Chance meeting on Flickr yields discovery of a new insect species

While we've seen the impact that Twitter can have on organizing protests in Egypt, Iran, Tunisia, and the U.S., social media sites still have a reputation as time-wasters. That reputation may change, though, now that photo-sharing site Flickr has yielded a genuine scientific discovery.

Hock Ping Guek, a Malaysian photographer, posted pictures of an interesting-looking insect on Flickr last year, not realizing at the time that it was a species that had never before been recorded. Guek was contacted a few months later by Dr. Shaun Winterton, Senior Insect Biosystematist with the California Department of Food & Agriculture, who had seen the pictures while randomly browsing the site. Although he recognized the species as a green lacewing, Winterton noticed unusual markings on the insect's wings, which were something he and his colleagues hadn't seen before.

It was another year before Guek found another specimen of the species, which he trapped so it could be studied.

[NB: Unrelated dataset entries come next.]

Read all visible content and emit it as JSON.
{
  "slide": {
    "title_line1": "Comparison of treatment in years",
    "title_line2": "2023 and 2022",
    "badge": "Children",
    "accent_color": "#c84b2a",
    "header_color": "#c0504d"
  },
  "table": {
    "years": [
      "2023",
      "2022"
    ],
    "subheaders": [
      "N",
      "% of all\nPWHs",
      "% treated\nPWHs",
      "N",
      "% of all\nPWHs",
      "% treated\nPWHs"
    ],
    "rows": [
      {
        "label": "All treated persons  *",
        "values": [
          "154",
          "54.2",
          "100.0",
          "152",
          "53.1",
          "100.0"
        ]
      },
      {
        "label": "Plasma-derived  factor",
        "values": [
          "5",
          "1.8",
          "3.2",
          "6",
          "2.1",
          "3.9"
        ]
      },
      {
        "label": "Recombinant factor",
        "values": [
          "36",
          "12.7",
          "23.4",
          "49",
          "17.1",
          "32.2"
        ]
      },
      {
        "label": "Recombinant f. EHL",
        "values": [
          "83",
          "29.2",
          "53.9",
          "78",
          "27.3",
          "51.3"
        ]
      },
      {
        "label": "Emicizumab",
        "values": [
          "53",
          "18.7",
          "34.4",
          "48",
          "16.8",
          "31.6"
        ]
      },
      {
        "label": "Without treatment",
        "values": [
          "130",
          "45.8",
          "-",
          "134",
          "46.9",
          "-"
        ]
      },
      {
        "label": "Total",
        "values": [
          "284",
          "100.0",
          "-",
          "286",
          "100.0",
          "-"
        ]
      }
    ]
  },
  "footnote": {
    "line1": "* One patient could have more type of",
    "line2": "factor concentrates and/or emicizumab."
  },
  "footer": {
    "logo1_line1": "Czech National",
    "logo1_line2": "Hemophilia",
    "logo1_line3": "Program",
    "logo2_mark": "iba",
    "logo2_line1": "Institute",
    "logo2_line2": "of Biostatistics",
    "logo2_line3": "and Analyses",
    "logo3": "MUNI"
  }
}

Winterton and Guek agreed to name the insect Semachrysa jade (Jade is the name of Winterton's daughter). After verifying that it was, indeed, a new species, they sent the insect to be classified by Steve Brooks, an entomologist at the Natural History Museum in London.

This discovery (or at least how it happened) highlights another potentially important aspect of social media: that it can help transcend national and political boundaries to create, in effect, a global laboratory.